The world marks the 100th anniversary of one of the most famous poets of the XXth Century. But the Chilean giant, who won the Nobel Prize for Literature in 1971, was also a militant, a passionate communist who lived for his ideas.

Pablo Neruda wrote about Lenin some day in 1957:

“Lenin, to write about you, I have to leave words aside. I have to write with trees, wheels, plows and crops”. Today, when the world marks the 100th anniversary of Pablo Neruda's birth, the same symbols can be used to talk about who, as Lenin, was a man of his times. Pablo Neruda, the Chilean poet who won the Nobel Prize for literature in 1971, was much more than a writer, he was a passionate militant of his ideas.

During his lifetime, Pablo Neruda counted Pablo Picasso and Diego Rivera as close friends and was so politically active that he became a senator for the Communist Party in his native Chile. Following a remarkable tradition in Latin America’s foreign service to appoint prominent culture figures to high diplomatic posts, Neruda was in charge, between 1927 and 1935, honorary consul, in several cities as which took him to Burma, Ceylon, Java, Singapore, Buenos Aires, Barcelona, and Madrid. The civil war in Spain inspired to poet him to turn to the political issues, and in 1937 he wrote "Espana a en corazon" ("Spain in the Heart").

Since then, Neruda joined the leftist movement and became a prominent member of the Chilean Communist Party. He became Senator in the forties, as used his position to back anti-fascist Soviet struggle.

In 1950 Neruda won the international Lenin prize for peace between nations in Moscow. Three years later, the poet returned home and was involved in literary and party work. In 1971 President Salvador Allende (1908-1973), the first Socialist President ever elected in Latin America, appointed Pablo Neruda Chile's ambassador to Paris, but two years later the poet resigned from this post and died shortly after a bloody military cup led by Gen. Augusto Pinochet and plotted by the CIA ended with the dreams of millions of Chileans about a future in prosperity and peace.

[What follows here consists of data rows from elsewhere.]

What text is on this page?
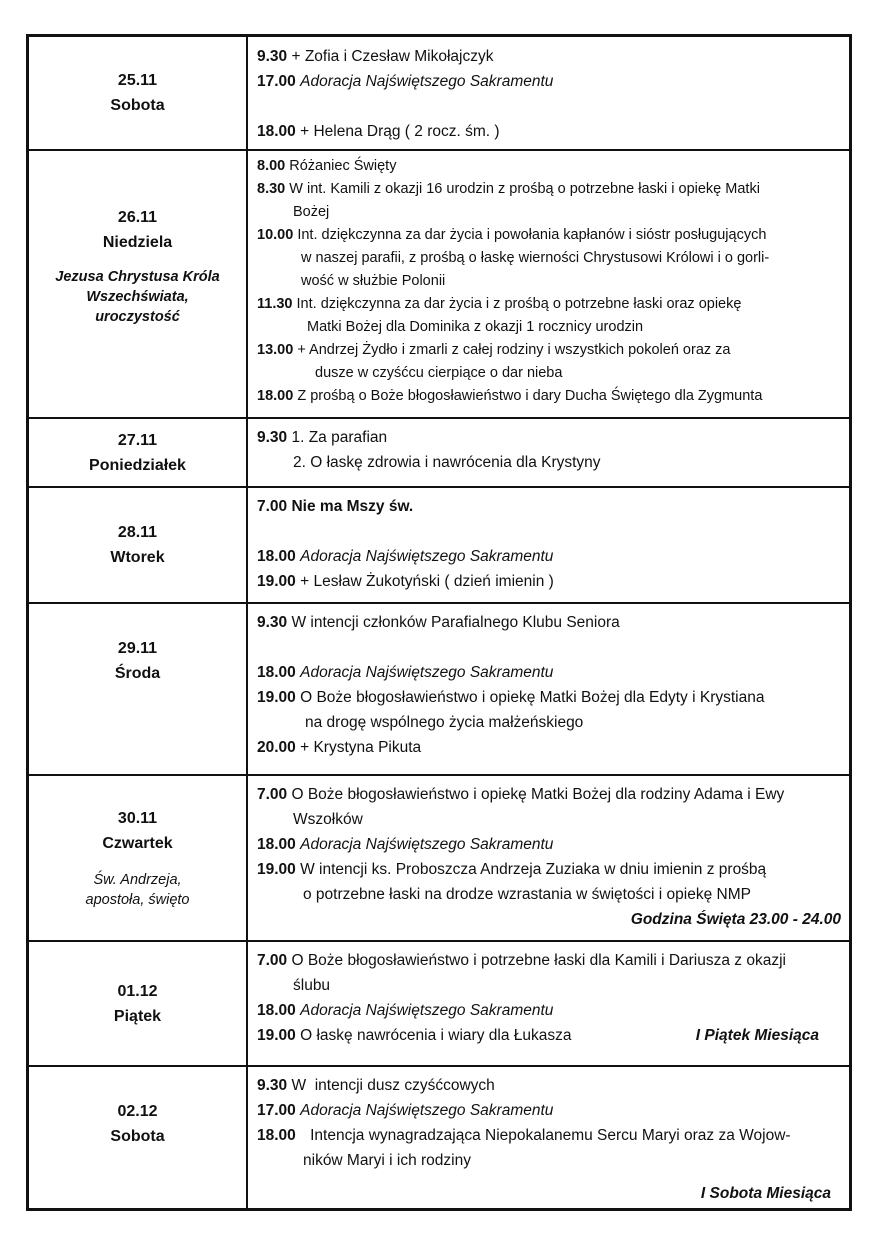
25.11
Sobota
9.30 + Zofia i Czesław Mikołajczyk
17.00 Adoracja Najświętszego Sakramentu
18.00 + Helena Drąg ( 2 rocz. śm. )
26.11
Niedziela
Jezusa Chrystusa Króla Wszechświata, uroczystość
8.00 Różaniec Święty
8.30 W int. Kamili z okazji 16 urodzin z prośbą o potrzebne łaski i opiekę Matki
Bożej
10.00 Int. dziękczynna za dar życia i powołania kapłanów i sióstr posługujących
w naszej parafii, z prośbą o łaskę wierności Chrystusowi Królowi i o gorli-
wość w służbie Polonii
11.30 Int. dziękczynna za dar życia i z prośbą o potrzebne łaski oraz opiekę
Matki Bożej dla Dominika z okazji 1 rocznicy urodzin
13.00 + Andrzej Żydło i zmarli z całej rodziny i wszystkich pokoleń oraz za
dusze w czyśćcu cierpiące o dar nieba
18.00 Z prośbą o Boże błogosławieństwo i dary Ducha Świętego dla Zygmunta
27.11
Poniedziałek
9.30 1. Za parafian
2. O łaskę zdrowia i nawrócenia dla Krystyny
28.11
Wtorek
7.00 Nie ma Mszy św.
18.00 Adoracja Najświętszego Sakramentu
19.00 + Lesław Żukotyński ( dzień imienin )
29.11
Środa
9.30 W intencji członków Parafialnego Klubu Seniora
18.00 Adoracja Najświętszego Sakramentu
19.00 O Boże błogosławieństwo i opiekę Matki Bożej dla Edyty i Krystiana
na drogę wspólnego życia małżeńskiego
20.00 + Krystyna Pikuta
30.11
Czwartek
Św. Andrzeja, apostoła, święto
7.00 O Boże błogosławieństwo i opiekę Matki Bożej dla rodziny Adama i Ewy
Wszołków
18.00 Adoracja Najświętszego Sakramentu
19.00 W intencji ks. Proboszcza Andrzeja Zuziaka w dniu imienin z prośbą
o potrzebne łaski na drodze wzrastania w świętości i opiekę NMP
Godzina Święta 23.00 - 24.00
01.12
Piątek
7.00 O Boże błogosławieństwo i potrzebne łaski dla Kamili i Dariusza z okazji
ślubu
18.00 Adoracja Najświętszego Sakramentu
19.00 O łaskę nawrócenia i wiary dla Łukasza	I Piątek Miesiąca
02.12
Sobota
9.30 W  intencji dusz czyśćcowych
17.00 Adoracja Najświętszego Sakramentu
18.00 Intencja wynagradzająca Niepokalanemu Sercu Maryi oraz za Wojow-
ników Maryi i ich rodziny
I Sobota Miesiąca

To talk about Neruda is to talk about a marvelous poet and also about a man who offered his life for the cause of freedom and peace. While re-reading Neruda’s Ode to Lenin one can say that history played an awful trick to one of his most beloved sons. Lenin is no more the father of the invincible revolution; the Soviet Union no more, as well. But Neruda’s “Ode to Lenin” is still there, as the dreams of millions who want to leave in peace, without fearing of the future.

That's perhaps the most important legacy of Neruda: his love for life, his love for the common people in a world that usually forgets about them, and now kills them in preventive wars.